Over the decades Pearson Lloyd have been designing, workplace needs have changed. Luke thinks workplaces, spurred on by the pandemic and a need for home-working solutions, will soon change fundamentally. Home-working is now much more the new norm: “We’re not all going to be going back. We’ve got cultural shifts occurring because of technology. And then on top of it, we’ve had COVID as another sort of input into that dialogue. Before it was the most trusted people that would be at home. But now, I think it might actually be the most important people that come back into the office. Because office space is going to be ultra-valuable. We’re in a very interesting time, I think, for recalibrating how work cultures can interface.” But he doesn’t think the office is ever going to be completely obsolete because weighing in against the convenience of video calls is that things still get lost in communication: “The physicality of being in the same space with people is, I think, a concrete, immovable, reality. We just don’t quite know how much of it we’ll need.”
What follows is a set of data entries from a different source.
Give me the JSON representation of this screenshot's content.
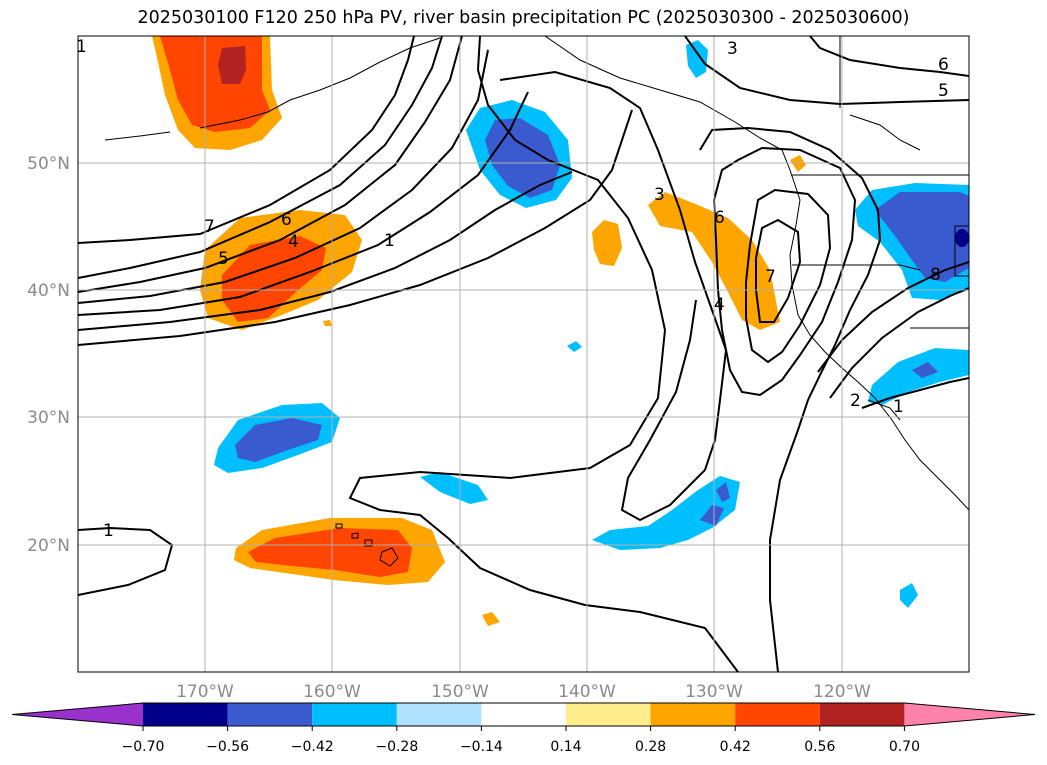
{
  "title": "2025030100 F120 250 hPa PV, river basin precipitation PC (2025030300 - 2025030600)",
  "lat_labels": [
    "50°N",
    "40°N",
    "30°N",
    "20°N"
  ],
  "lon_labels": [
    "170°W",
    "160°W",
    "150°W",
    "140°W",
    "130°W",
    "120°W"
  ],
  "map_extent": {
    "lon_min": -180,
    "lon_max": -110,
    "lat_min": 10,
    "lat_max": 60
  },
  "pv_contour_labels": [
    "1",
    "1",
    "1",
    "1",
    "2",
    "3",
    "3",
    "4",
    "4",
    "5",
    "5",
    "6",
    "6",
    "6",
    "7",
    "7",
    "8"
  ],
  "colorbar": {
    "tick_labels": [
      "−0.70",
      "−0.56",
      "−0.42",
      "−0.28",
      "−0.14",
      "0.14",
      "0.28",
      "0.42",
      "0.56",
      "0.70"
    ],
    "colors": [
      "#9932cc",
      "#00008b",
      "#3a5bd0",
      "#00bfff",
      "#b0e2ff",
      "#ffffff",
      "#ffec8b",
      "#ffa500",
      "#ff4500",
      "#b22222",
      "#ff82ab"
    ]
  }
}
As furniture designers themselves, what they chose to furnish Yorkton with is interesting. They have populated it throughout with their own designs and some few antique pieces, including an arts and crafts cabinet by a relative of Tom’s. The only other furniture ‘by a named designer’ that has passed muster are some Bouroullec pieces in the outdoor space and their reused 606. Tom: “We don’t just want Tom and Luke furniture in here, that would be really tiring for us.” Their 606 has travelled with them since it was installed in their (former) Drysdale Street studio in 2006 and they both have ‘miles of it’ in their own homes. As Luke says: “It’s just clever.”
Tom and Luke are the first to admit it’s taken them a long time to be able to articulate what they do as a design practice. But really Yorkton tells us all we need to know about Pearson Lloyd - their work and how they work - with nary a word spoken. It is a space that re-articulates how we all might work in the future. How the line between work and home might become less demarcated and more fluid. And how we might all be the better for less insistence on modes of working that are no longer fit for our purposes.